Friday, May 8, 2009

Helvetica House, Garamond House

Helvetica House


Garamond House



I was looking at real estate listings last night, and recognizing that most of the houses I liked were too expensive and most of the houses I could afford were covered with vinyl siding. And that got me to wondering about the state of the art in prefabricated housing, so I got to poking around online and discovered that IKEA, the "flat-pack" furniture store giant, has partnered with Skanska, the international construction administration giant, to create flat-pack housing.

The
BoKlok system, as they call it (supposedly Swedish for "live smart"), comes in two flavors: row housing of multiple-sized units, and six-unit apartment buildings. Several thousand have been built, and people who live in and near them seem to think they're quite nice, and certainly affordable.

But when I visited the website, what I was most struck by was their logo. Anyone who's ever been in an IKEA store recognizes almost everything about that logo instantly. The square text box, the blue and yellow corporate colors, and especially the all-capped, tightly-tracked Helvetica font.

The 20th century was really the Helvetica century in design. We embraced the clean, the sharp, the unadorned, the bold. We were done with the serif-font past, done with the fillips and gewgaws of our embarrassing Victorian history.
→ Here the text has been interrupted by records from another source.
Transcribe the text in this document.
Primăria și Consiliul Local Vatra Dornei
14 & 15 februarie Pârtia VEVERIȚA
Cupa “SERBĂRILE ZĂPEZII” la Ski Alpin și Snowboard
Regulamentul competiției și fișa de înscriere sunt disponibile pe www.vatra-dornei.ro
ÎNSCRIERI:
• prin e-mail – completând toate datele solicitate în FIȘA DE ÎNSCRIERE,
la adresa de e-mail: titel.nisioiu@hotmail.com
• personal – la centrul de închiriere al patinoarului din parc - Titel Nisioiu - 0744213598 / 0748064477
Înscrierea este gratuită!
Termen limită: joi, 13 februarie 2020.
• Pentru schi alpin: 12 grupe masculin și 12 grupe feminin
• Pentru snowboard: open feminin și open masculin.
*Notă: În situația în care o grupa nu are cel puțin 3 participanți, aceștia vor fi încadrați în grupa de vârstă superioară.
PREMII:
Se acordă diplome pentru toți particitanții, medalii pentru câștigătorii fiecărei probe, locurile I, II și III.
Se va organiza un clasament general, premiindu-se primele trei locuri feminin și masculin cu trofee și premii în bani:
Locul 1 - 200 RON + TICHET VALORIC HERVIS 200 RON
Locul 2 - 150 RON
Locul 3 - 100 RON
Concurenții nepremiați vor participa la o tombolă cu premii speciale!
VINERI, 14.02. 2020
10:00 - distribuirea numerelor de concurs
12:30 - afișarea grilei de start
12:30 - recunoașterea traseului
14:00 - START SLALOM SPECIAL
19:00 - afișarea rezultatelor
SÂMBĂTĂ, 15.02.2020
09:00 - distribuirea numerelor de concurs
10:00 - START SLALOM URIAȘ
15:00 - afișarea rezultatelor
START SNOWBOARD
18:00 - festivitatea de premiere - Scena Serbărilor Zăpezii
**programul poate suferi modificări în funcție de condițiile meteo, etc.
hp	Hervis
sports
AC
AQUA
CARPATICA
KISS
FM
One of the things that's so appealing about Helvetica architecture is that it implies simplicity and purity in the context of our lives, which have gotten so hectic and overcrowded. Most of us don't lead Helvetica lives -- my Bjursta dining table is covered with mail, my Roger chairs are grey with cat hair, and my Unni rug needs vacuuming. My Ikea Modern furniture mocks me, an assembly of austere monks who disapprove of my scattered and unfocused ways.


Personally, I'm more of a Garamond person. Garamond is a comfortable font, with strong distinctions in stroke weight, differently sized serifs at the tops of strokes for different letters, and nice broad feet where each letter comes down to its baseline. It's well-educated, not ostentatious, and somewhat amused at the prentensions of a perfect life. Helvetica is strict and unyeilding, Garamond is easy and welcoming.


Helvetica is also, in journalism, the font of headlines: forthright and authoritative, calling out the news in six words or less. The ideas, the intellectual life, are in the Garamond of the body text. Nobody would bother to read a newspaper set in Helvetica throughout; the lack of serifs make long engagement with the text uncomfortable. And it may be no coincidence that Helvetica architecture is equally unsuited to daily life, though it photographs wonderfully for those strict and idea-free images of the design magazines.


Font choices tell us a lot about people. Grafitti taggers spend months perfecting their dense and cryptic lettering, simultaneously calling out to us and rejecting our easy understanding; gangsters and lowrider clubs take on Old English for its motif of excess and its artificial history and class connotations; and car numbers in NASCAR are always italicized, as though the characters are being pulled into distortion by the raw speed of the cars.


So here's a test. Pick about six fonts, and find men's clothing, women's clothing, a car, a chair, and a house that suit that font. It won't be hard.

2 comments:

smunger said...

For a serif font I prefer perpetua.

For a calligraphic font: brioso Pro.

For a sans font eurostile.

smunger said...

Speaking of Ikea, they are switching to Veranda.